Después de atarse las botas, él recogió el libro que esperaba junto a la cama y dejó algunos sibs en su lugar. En sus ojos se palpaba la desdicha. Notó el miedo en ella pero no pudo hacer nada para tranquilizarla.

—¿Volverás, Harbin? —preguntó ella, juntando sonoramente las manos.

Él levantó la mirada hacia las grietas del techo y sacudió la cabeza. Después se fue.

Una malévola lluvia caía sobre Askitosh, y de las cloacas brotaba una sucia espuma. Fashnalgid no le prestó atención. Caminaba con paso firme por las calles desiertas, como si quisiera dejar atrás sus pensamientos.

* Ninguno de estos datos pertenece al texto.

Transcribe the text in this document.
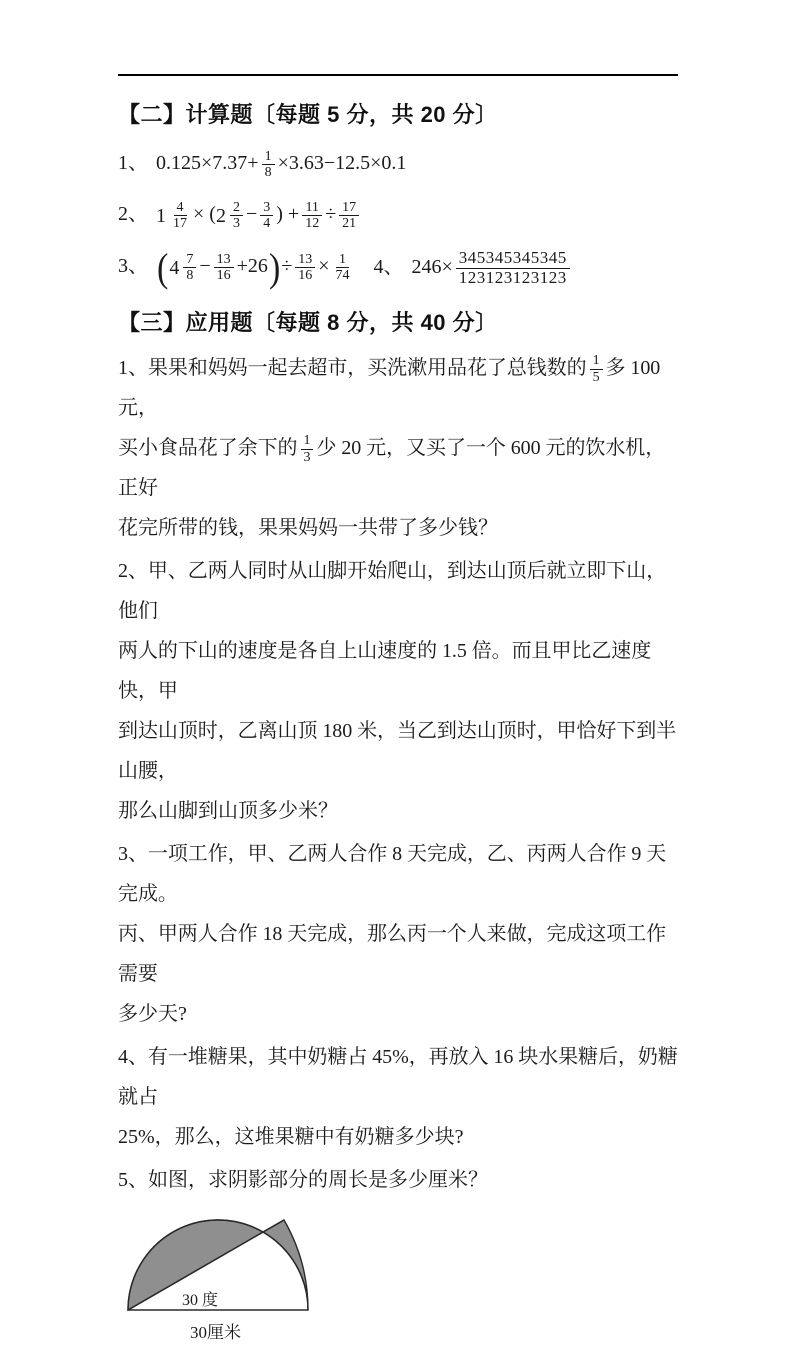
【二】计算题〔每题 5 分，共 20 分〕
1、 $0.125\times 7.37+ \frac{1}{8} \times 3.63-12.5\times 0.1$
2、 $1 \frac{4}{17}$ × ( $2 \frac{2}{3} - \frac{3}{4}$ ) + $\frac{11}{12} \div \frac{17}{21}$
3、 ( $4 \frac{7}{8} - \frac{13}{16} +26)\div \frac{13}{16} \times \frac{1}{74} 4$、 $246\times \frac{345345345345}{123123123123}$
【三】应用题〔每题 8 分，共 40 分〕
1、果果和妈妈一起去超市，买洗漱用品花了总钱数的 $\frac{1}{5}$ 多 100 元，
买小食品花了余下的 $\frac{1}{3}$ 少 20 元，又买了一个 600 元的饮水机，正好
花完所带的钱，果果妈妈一共带了多少钱？
2、甲、乙两人同时从山脚开始爬山，到达山顶后就立即下山，他们
两人的下山的速度是各自上山速度的 1.5 倍。而且甲比乙速度快，甲
到达山顶时，乙离山顶 180 米，当乙到达山顶时，甲恰好下到半山腰，
那么山脚到山顶多少米？
3、一项工作，甲、乙两人合作 8 天完成，乙、丙两人合作 9 天完成。
丙、甲两人合作 18 天完成，那么丙一个人来做，完成这项工作需要
多少天?
4、有一堆糖果，其中奶糖占 45%，再放入 16 块水果糖后，奶糖就占
25%，那么，这堆果糖中有奶糖多少块?
5、如图，求阴影部分的周长是多少厘米？
30 度
30厘米
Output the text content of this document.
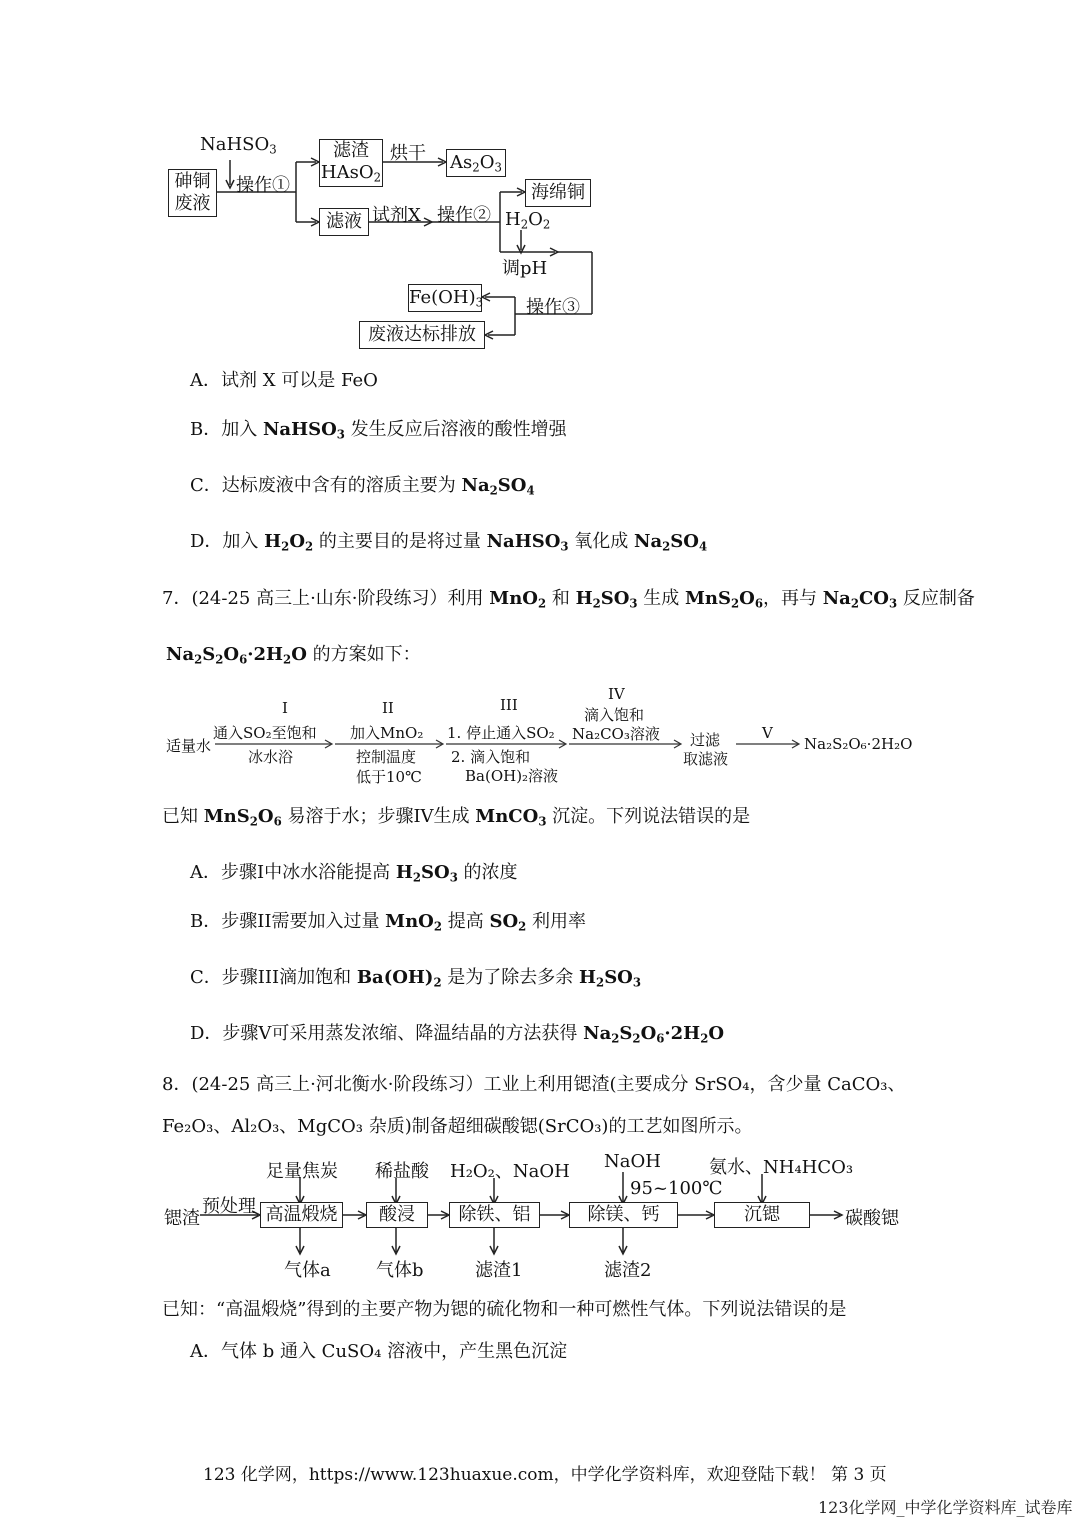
NaHSO$_3$
砷铜
废液
操作①
滤渣
HAsO$_2$
烘干 $As_2O_3$
滤液 试剂X 操作②
海绵铜
$H_2O_2$
调pH
$Fe(OH)_3$ 操作③
废液达标排放
A．试剂 X 可以是 FeO
B．加入 NaHSO$_3$ 发生反应后溶液的酸性增强
C．达标废液中含有的溶质主要为 $Na_2SO_4$
D．加入 $H_2O_2$ 的主要目的是将过量 NaHSO$_3$ 氧化成 $Na_2SO_4$
7．(24-25 高三上·山东·阶段练习）利用 MnO$_2$ 和 $H_2SO_3$ 生成 $MnS_2O_6$，再与 $Na_2CO_3$ 反应制备
$Na_2S_2O_6\cdot 2H_2O$ 的方案如下：
适量水
I
通入SO₂至饱和
冰水浴
II
加入MnO₂
控制温度
低于10℃
III
1. 停止通入SO₂
2. 滴入饱和
Ba(OH)₂溶液
IV
滴入饱和
Na₂CO₃溶液 过滤
取滤液
V
Na₂S₂O₆·2H₂O
已知 $MnS_2O_6$ 易溶于水；步骤IV生成 MnCO$_3$ 沉淀。下列说法错误的是
A．步骤I中冰水浴能提高 $H_2SO_3$ 的浓度
B．步骤II需要加入过量 MnO$_2$ 提高 $SO_2$ 利用率
C．步骤III滴加饱和 $Ba(OH)_2$ 是为了除去多余 $H_2SO_3$
D．步骤V可采用蒸发浓缩、降温结晶的方法获得 $Na_2S_2O_6\cdot 2H_2O$
8．(24-25 高三上·河北衡水·阶段练习）工业上利用锶渣(主要成分 SrSO₄，含少量 CaCO₃、
Fe₂O₃、Al₂O₃、MgCO₃ 杂质)制备超细碳酸锶(SrCO₃)的工艺如图所示。
锶渣
预处理 高温煅烧	酸浸	除铁、铝	除镁、钙	沉锶	碳酸锶
足量焦炭 稀盐酸 H₂O₂、NaOH NaOH
95~100℃
氨水、NH₄HCO₃
气体a	气体b	滤渣1	滤渣2
已知：“高温煅烧”得到的主要产物为锶的硫化物和一种可燃性气体。下列说法错误的是
A．气体 b 通入 CuSO₄ 溶液中，产生黑色沉淀
123 化学网，https://www.123huaxue.com，中学化学资料库，欢迎登陆下载！ 第 3 页
123化学网_中学化学资料库_试卷库
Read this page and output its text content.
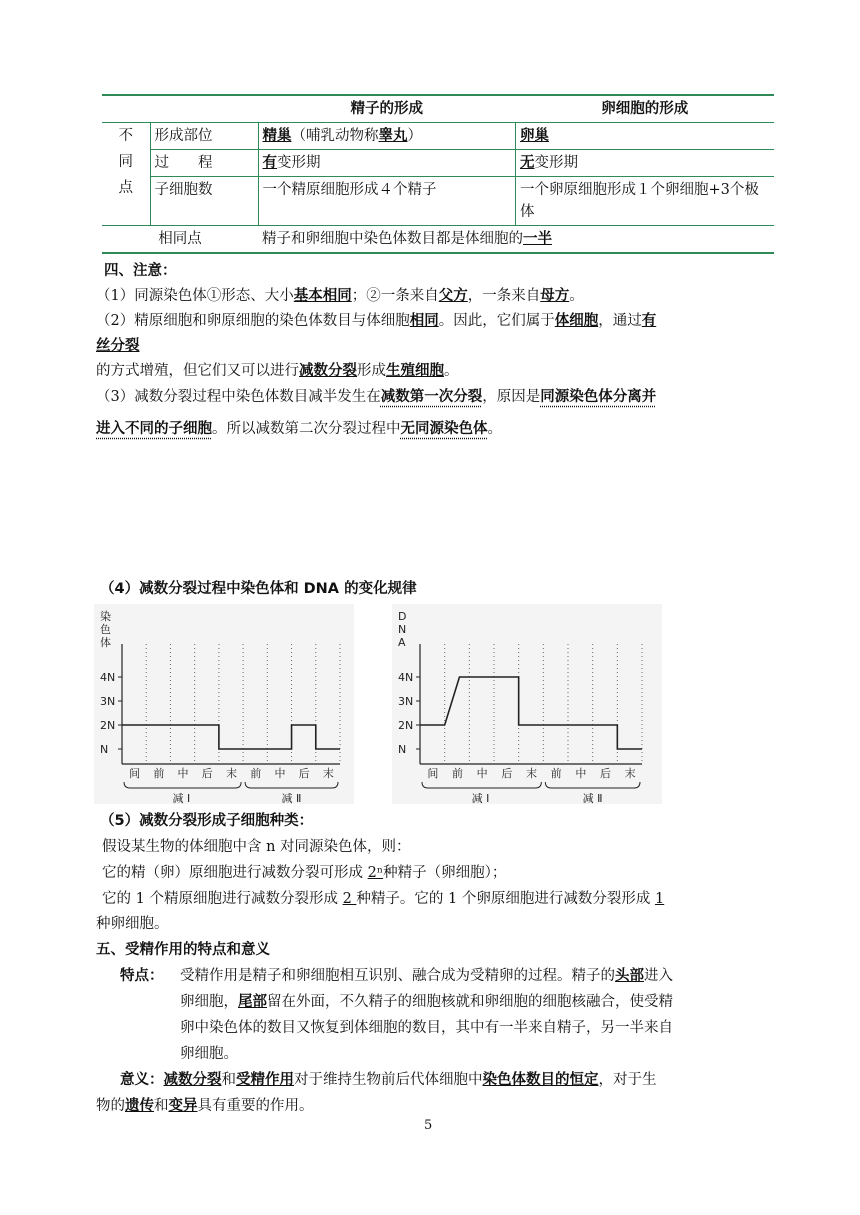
		精子的形成	卵细胞的形成

不
同
点	形成部位	精巢（哺乳动物称睾丸）	卵巢
	过　　程	有变形期	无变形期
	子细胞数	一个精原细胞形成４个精子	一个卵原细胞形成１个卵细胞+3个极体
相同点		精子和卵细胞中染色体数目都是体细胞的一半	
四、注意：
（1）同源染色体①形态、大小基本相同；②一条来自父方，一条来自母方。
（2）精原细胞和卵原细胞的染色体数目与体细胞相同。因此，它们属于体细胞，通过有
丝分裂
的方式增殖，但它们又可以进行减数分裂形成生殖细胞。
（3）减数分裂过程中染色体数目减半发生在减数第一次分裂，原因是同源染色体分离并
进入不同的子细胞。所以减数第二次分裂过程中无同源染色体。
（4）减数分裂过程中染色体和 DNA 的变化规律
染
色
体
4N
3N
2N
N
间 前 中 后 末 前 中 后 末
减 Ⅰ	减 Ⅱ
D
N
A
4N
3N
2N
N
间 前 中 后 末 前 中 后 末
减 Ⅰ	减 Ⅱ
（5）减数分裂形成子细胞种类：
假设某生物的体细胞中含 n 对同源染色体，则：
它的精（卵）原细胞进行减数分裂可形成 2ⁿ种精子（卵细胞）；
它的 1 个精原细胞进行减数分裂形成 2 种精子。它的 1 个卵原细胞进行减数分裂形成 1
种卵细胞。
五、受精作用的特点和意义
特点： 受精作用是精子和卵细胞相互识别、融合成为受精卵的过程。精子的头部进入
卵细胞，尾部留在外面，不久精子的细胞核就和卵细胞的细胞核融合，使受精
卵中染色体的数目又恢复到体细胞的数目，其中有一半来自精子，另一半来自
卵细胞。
意义：减数分裂和受精作用对于维持生物前后代体细胞中染色体数目的恒定，对于生
物的遗传和变异具有重要的作用。
5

Esas mismas calles desiertas habían visto pasar la noche anterior a un mensajero sobre un exhausto yelk. El hombre había cabalgado colina arriba hasta los cuarteles. Aunque se había intentado silenciar el incidente, al poco tiempo ya se hablaba de ello en el casino de oficiales. El mensajero era un agente del Oligarca. Traía un informe acerca de Asperamanka: anunciaba la victoria de éste sobre las fuerzas combinadas de Campannlat y la liberación de Isturiacha. Según el informe, Asperamanka esperaba de Sibornal un recibimiento triunfal.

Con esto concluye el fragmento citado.